Moi, Jacques, qui écris ce poème Pour rien au monde, j'échangerais ces compagnons Malgré leurs propos farfelus Malgré leurs extases devant les filles des calendriers Malgré leurs jugements à l'emporte- pièce Malgré leurs histoires de cul Malgré leurs flèches acérées Contre les politiciens Contre les fanatiques religieux Contre les crosseurs du système Contre les faux-dieux Contre les idéologues de tout acabit
Toi, le poète, laisse tomber ta colère, Pense à ces huit compagnons Qui, sur ce lac de rêve, Font le vide plein du quotidien Hument les fragrances de la nature Entendent le cri des huards S'attendrissent sur les rejetons des hirondelles S'affairent dans l'intendance domestique du camp Ronflent en chœur dans une diabolique et divine harmonie Se prêtent aux confidences d'un compagnon en détresse Montrent leurs corps nus aux regards indiscrets Prennent leurs pilules en se bidonnant Mordent tout simplement dans la vie Sans n'avoir plus rien à prouver à la galerie.

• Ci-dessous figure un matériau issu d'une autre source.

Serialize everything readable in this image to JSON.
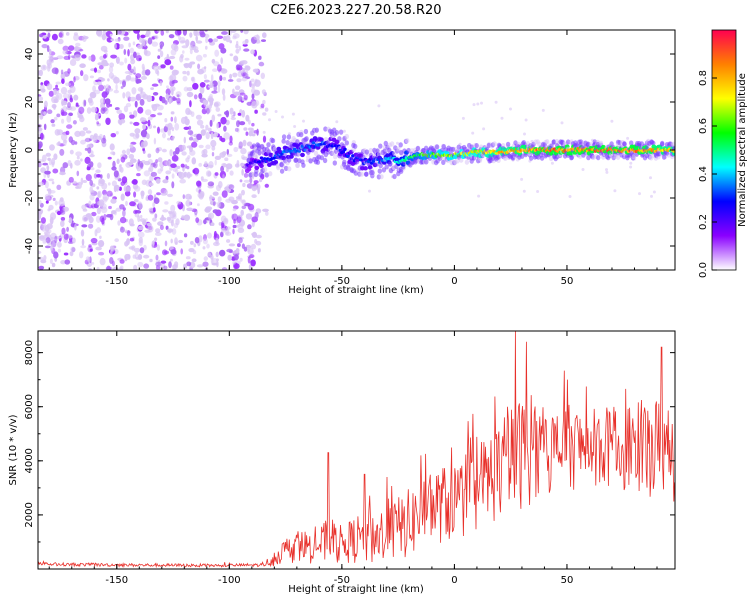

Vous qui lirez ce poème Sachez que ces huit compagnons heureux Admiratifs inconditionnels de la nature Se prêtent à des confidences Laissent tomber inopinément Par bribes leurs effluves amoureuses verbales Sous les regards ébahis de leurs interlocuteurs Sidérés par leurs prouesses verbales ou fictives. De loin, j'entrevois vos sourires amusés! Qu'ils sont vantards ces joyeux gaillards! Pour eux, les collines sont des montagnes Les patates brunes sont des pépites d'or Les « Toronto Wobbler » sont des étoiles filantes Leurs vers de terre sont de succulentes lentilles Leurs barques sont des Crossfire Roadster Les truites sont des Naïades.
Laissons rêver ces pêcheurs Laissons-les fraterniser Laissons-les vivre pleinement Dans ce décor de rêve La civilisation les rattrapera Bien assez vite.